Жизнь Вечного города оставалась такой и при Калигуле, и никто не знал, когда она началась и когда наступит ее предел. Все было как прежде, и все так же незыблемо стоял на своем месте город с его величественными храмами, роскошными дворцами, просторными термами и пышными базиликами. В доме Клавдия Тиберия Друза, как и раньше, царили раздоры, разговоры о лишениях и безысходной нужде. Паоло Фабию Персику надоело одалживать миллионы сестерциев супругу Мессалины, прелестям которой все с большим трудом поддавался тугой кошелек ростовщика. Увы, Персик обнаружил, что поцелуи Мессалины не только стоят ему слишком дорого, но и пагубно отражаются на его здоровье. И он решил отдалиться от семьи Клавдия. Прежде всего, он позаботился о том, чтобы сделать свои визиты более редкими и по возможности более краткими. Затем, убедившись в бесполезности этих мер, стал чаще наведываться к своим друзьям, живущим на Палатине. А поскольку Мессалина не принадлежала к числу женщин, быстро смиряющихся с собственным поражением, и еще потому, что, стремясь наверстать упущенное, она стала сама навещать его особняк, ростовщик вскоре нашел единственное средство против такой назойливости и переехал на виллу в Куме.

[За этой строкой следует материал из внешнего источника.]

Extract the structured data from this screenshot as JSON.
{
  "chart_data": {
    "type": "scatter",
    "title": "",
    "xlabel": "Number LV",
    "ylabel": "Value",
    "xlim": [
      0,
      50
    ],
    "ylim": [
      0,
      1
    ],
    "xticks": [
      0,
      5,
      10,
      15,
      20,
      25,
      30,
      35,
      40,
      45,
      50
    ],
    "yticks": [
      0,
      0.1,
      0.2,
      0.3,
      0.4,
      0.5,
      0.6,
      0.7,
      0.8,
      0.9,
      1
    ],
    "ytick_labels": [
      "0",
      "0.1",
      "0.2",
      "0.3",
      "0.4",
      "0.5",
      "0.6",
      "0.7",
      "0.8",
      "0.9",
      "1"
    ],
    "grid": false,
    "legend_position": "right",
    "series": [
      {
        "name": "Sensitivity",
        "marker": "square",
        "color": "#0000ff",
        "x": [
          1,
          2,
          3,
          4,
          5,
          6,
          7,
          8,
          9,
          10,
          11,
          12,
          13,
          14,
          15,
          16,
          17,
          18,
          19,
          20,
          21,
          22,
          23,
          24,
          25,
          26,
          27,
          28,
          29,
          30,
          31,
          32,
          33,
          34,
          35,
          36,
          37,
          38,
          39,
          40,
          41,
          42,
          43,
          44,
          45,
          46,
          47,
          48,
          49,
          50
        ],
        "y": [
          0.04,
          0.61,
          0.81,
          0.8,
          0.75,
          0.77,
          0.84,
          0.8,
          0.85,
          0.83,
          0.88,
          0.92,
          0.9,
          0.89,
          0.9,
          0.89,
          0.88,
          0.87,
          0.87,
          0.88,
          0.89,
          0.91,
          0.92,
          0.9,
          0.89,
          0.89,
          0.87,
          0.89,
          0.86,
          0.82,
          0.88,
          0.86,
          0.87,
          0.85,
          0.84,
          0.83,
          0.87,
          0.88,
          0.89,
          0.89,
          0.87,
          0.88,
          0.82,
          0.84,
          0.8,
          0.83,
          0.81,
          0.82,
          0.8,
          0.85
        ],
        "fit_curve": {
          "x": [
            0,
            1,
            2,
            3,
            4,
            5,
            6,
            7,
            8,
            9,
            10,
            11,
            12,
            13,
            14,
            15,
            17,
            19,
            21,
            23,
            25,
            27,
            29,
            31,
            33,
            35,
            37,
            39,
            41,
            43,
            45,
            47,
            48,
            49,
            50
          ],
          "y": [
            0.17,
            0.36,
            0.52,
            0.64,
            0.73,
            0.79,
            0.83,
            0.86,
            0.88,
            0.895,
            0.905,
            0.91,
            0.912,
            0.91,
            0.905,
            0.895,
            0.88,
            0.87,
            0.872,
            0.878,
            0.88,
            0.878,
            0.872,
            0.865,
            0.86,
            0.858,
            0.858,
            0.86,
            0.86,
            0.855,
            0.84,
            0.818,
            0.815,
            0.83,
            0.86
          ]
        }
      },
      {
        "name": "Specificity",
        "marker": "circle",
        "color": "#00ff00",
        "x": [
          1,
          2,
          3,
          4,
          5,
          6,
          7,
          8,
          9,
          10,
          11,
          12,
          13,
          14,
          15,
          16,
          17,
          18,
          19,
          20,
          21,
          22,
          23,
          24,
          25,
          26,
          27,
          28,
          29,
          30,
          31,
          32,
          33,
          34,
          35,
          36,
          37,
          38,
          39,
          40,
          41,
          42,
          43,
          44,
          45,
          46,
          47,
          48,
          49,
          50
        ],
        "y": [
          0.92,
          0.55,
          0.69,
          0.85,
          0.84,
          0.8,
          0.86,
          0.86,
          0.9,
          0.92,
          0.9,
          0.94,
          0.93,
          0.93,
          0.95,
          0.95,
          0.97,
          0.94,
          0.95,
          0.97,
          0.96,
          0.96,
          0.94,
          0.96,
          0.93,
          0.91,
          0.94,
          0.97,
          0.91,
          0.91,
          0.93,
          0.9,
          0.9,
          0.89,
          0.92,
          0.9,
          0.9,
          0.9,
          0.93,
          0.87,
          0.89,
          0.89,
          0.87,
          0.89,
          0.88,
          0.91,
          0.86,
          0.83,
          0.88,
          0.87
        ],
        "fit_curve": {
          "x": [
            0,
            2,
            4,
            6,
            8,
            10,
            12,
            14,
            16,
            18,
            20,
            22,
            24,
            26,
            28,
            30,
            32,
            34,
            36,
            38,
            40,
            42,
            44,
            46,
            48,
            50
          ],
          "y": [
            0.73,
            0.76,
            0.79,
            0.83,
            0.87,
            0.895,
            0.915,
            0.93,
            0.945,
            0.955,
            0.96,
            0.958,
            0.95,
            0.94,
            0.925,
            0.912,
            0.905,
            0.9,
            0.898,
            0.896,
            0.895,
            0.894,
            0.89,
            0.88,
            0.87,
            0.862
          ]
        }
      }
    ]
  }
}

Его бегство из города ударило по привычному достатку в доме брата прославленного Германика. Мессалина, плохо переносившая повороты судьбы, теперь почти постоянно бранила мужа, кричала на Антонию, изводила рабов, плохо обращалась со слугами и раздражалась по любому поводу. Не раз она порывалась обратиться за помощью к Калисто, который не знал счета деньгам, однако неизменно удерживала себя от такого поступка, боясь опошлить свою искреннюю любовь к юноше. Помимо того, Мессалина метила слишком высоко и поэтому думала, что богатых людей много и, приложив известные старания, деньги всегда можно найти, в то время как услуга, которую Калисто мог оказать ее супругу и ей, не имеет цены, как не сравнимы все сокровища мира и власть над ним. Она не могла себе представить, что, с таким трудом очаровав юного грека и добившись его преданности, она должна будет растратить привязанность императорского либертина на получение каких-то нескольких несчастных миллионов сестерциев!
«О нет! Ни за что! - думала она. - Калисто предстоит расчистить дорогу к престолу, занятому тираном! Им нельзя рисковать ни в коем случае!» И вскоре она была вознаграждена за свое терпение. В мае умер Абудий Руффон, и имуществом старого вольноотпущенника завладела Квинтилия, унаследовавшая его не без участия Мессалины. Квинтилия была не только красивой, но и великодушной женщиной, и большую часть своих миллионов она предложила подруге.
- Конечно, я не могу отказаться от твоего подарка… мне необходимо расплатиться с множеством долгов, - сказала Мессалина в ответ на предложение актрисы и, вздохнув, грустно посмотрела на нее, - но у меня нет потребности в твоем богатстве. Может быть, я сумею осуществить один план… И тогда я сразу отдам тебе три миллиона, которые сейчас с благодарностью возьму у тебя в долг.
Так охота за старым вольноотпущенником поправила финансовые дела Мессалины. И супруга Клавдия не видела в том ничего предосудительного, поскольку подобный промысел в ее время был распространен не менее, чем охота на зайцев или кабанов, куропаток или жаворонков. По городу и его окрестностям рыскали целые толпы молодых и красивых женщин, располагавших целым арсеналом различных средств и способов обольщения и старательно выслеживавших желанную добычу. Впрочем, заманчивая надежда получить богатое наследство вдохновляла и многих знатных, но покинутых фортуной матрон на то, чтобы пытаться соблазнить своими прелестями состоятельных одиноких стариков, которых всегда хватало в Риме. Такое занятие было небезвредным, ибо пресыщенных холостяков ежедневно осаждали опасные соперники этих охотниц - привлекательные молодые люди, преследовавшие ту же цель… И пожалуй, только эти юноши осуждали подобное поведение римлянок.